No
final da década de 60, a ditadura militar no Brasil deteve e prendeu muitos
artistas e intelectuais pelos seus ideais políticos. Eu fui um deles. Os militaristas
estão de volta
RIO DE JANEIRO - “O Brasil não
é para principiantes”, dizia António Carlos Jobim. Jobim, que escreveu “A
Garota de Ipanema”, foi um dos músicos mais importantes do Brasil, a quem
podemos agradecer pelo facto de que os amantes da música em todos os lugares
precisam de pensar duas vezes antes de classificar o pop brasileiro como “world music”.
Quando contei a um amigo
americano sobre a linha do maestro, ele retorquiu: "Nenhum país é". O
meu amigo americano tinha razão. De certa forma, talvez o Brasil não seja tão
especial.
Neste momento, o meu país está
a demonstrar que é uma nação entre outras. Como outros países do mundo, o
Brasil está a enfrentar uma ameaça da extrema-direita, uma tempestade de
conservadorismo populista. O nosso novo fenómeno político, Jair Bolsonaro, que
deve vencer a eleição presidencial no domingo, é um ex-capitão do Exército que
admira Donald Trump, mas parece mais com Rodrigo Duterte, o homem forte das
Filipinas. Bolsonaro defende a venda sem restrições de armas de fogo, propõe
uma presunção de autodefesa se um agente de autoridade matar um
"suspeito" e declarar que um filho morto é preferível a um
homossexual.
Se Bolsonaro vencer a eleição,
os brasileiros podem esperar uma onda de medo e ódio. Na verdade, nós já vimos
sangue. No dia 7 de outubro, um partidário de Bolsonaro esfaqueou o meu amigo
Moa do Katendê, um músico e mestre de capoeira, devido a um desentendimento
político no estado da Bahia. A sua morte deixou a cidade de Salvador de luto e
indignação.
Recentemente, deparei-me a pensar
nos anos 80. Estava a produzir discos e a tocar para multidões esgotadas, mas
sabia o que precisava mudar no meu país. Naquela época, nós brasileiros
estávamos a lutar por eleições livres depois de 20 anos de ditadura militar. Se
alguém tivesse-me dito então que algum dia elegeríamos para a presidência
pessoas como Fernando Henrique Cardoso e depois Luiz Inácio Lula da Silva,
teria soado como uma ilusão. Então aconteceu. A eleição de Cardoso em 1994 e, de
seguida, a de Lula em 2002 teve um enorme peso simbólico. Eles mostraram que
éramos uma democracia e mudaram a forma da nossa sociedade ajudando milhões a sair
da pobreza.

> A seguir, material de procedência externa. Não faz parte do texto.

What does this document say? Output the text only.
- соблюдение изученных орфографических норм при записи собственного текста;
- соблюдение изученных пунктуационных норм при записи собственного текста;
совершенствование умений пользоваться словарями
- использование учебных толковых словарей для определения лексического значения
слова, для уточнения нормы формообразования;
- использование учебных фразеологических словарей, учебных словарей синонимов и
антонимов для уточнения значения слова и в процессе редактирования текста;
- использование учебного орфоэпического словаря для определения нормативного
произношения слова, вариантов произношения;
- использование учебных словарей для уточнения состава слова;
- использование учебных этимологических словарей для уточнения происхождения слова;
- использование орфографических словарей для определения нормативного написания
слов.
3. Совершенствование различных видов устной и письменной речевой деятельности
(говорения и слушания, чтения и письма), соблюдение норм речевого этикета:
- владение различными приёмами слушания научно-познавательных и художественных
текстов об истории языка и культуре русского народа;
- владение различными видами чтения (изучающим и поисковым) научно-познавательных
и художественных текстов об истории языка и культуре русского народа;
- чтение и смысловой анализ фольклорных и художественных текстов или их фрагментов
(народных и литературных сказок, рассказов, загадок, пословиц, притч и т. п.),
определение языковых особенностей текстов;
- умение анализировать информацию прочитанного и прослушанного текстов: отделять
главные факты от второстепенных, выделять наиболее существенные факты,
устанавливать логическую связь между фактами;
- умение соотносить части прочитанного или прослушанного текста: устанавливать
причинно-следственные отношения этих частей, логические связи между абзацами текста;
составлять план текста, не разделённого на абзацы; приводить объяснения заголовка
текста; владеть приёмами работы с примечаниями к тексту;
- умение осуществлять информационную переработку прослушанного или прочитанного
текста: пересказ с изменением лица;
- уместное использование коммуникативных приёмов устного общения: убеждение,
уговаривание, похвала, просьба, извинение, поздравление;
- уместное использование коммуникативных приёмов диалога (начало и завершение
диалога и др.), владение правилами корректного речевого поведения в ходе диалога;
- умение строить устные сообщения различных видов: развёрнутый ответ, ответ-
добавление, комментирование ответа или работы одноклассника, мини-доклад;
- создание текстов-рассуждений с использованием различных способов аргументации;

A sociedade brasileira ganhou mais auto respeito.
Mas, apesar de todo o
progresso e da aparente maturidade do país, o Brasil, a quarta maior democracia
do mundo, está longe de ser sólida. Forças obscuras, de dentro e do exterior,
agora parecem estar a impelir-nos para trás e para baixo.
A vida política aqui está em
declínio há algum tempo - começando com uma recessão económica, depois uma
série de protestos em 2013, o impeachment
da presidente Dilma Rousseff em 2016 e um enorme escândalo de corrupção que
colocou muitos políticos, incluindo Lula, na prisão. As facções de Cardoso e da
Silva ficaram gravemente feridas e a extrema-direita encontrou uma oportunidade.
Muitos artistas, músicos,
cineastas e pensadores viram-se num ambiente onde ideólogos reacionários, que -
através de livros, sítios e artigos noticiosos - têm denegrido qualquer
tentativa de superar a desigualdade ligando políticas socialmente progressistas
a um tipo de pesadelo venezuelano, gerando medo que os direitos das minorias
irão corroer os princípios religiosos e morais, ou simplesmente instruindo as
pessoas na brutalidade através do uso sistemático de linguagem depreciativa. A
ascensão de Bolsonaro como uma figura mítica cumpre as expectativas criadas por
esse tipo de ataque intelectual. Não é uma troca de argumentos: aqueles que não
acreditam na democracia trabalham de formas insidiosas.
As principais agências noticiosas
tenderam a minimizar os perigos, trabalhando de facto para Bolsonaro
descrevendo a situação como um confronto entre dois extremos: o Partido dos
Trabalhadores potencialmente a levar-nos para um regime autoritário comunista,
enquanto Bolsonaro lutaria contra a corrupção tornando a economia do mercado
amigável. Muitos na imprensa de grande circulação ignoram intencionalmente o facto
de que Lula respeitou as regras democráticas e que Bolsonaro defendeu repetidas
vezes a ditadura militar dos anos 60 e 70. Na realidade, em Agosto de 2016,
enquanto votava contra Dilma, Bolsonaro fez uma demonstração pública de dedicar
a sua acção a Carlos Alberto Brilhante Ustra, que administrou um centro de
tortura nos anos 70.
Como figura pública no Brasil,
tenho o dever de tentar esclarecer estes factos. Eu sou agora um homem velho,
mas era jovem nos anos 60 e 70, e tenho memória. Então eu tenho que falar.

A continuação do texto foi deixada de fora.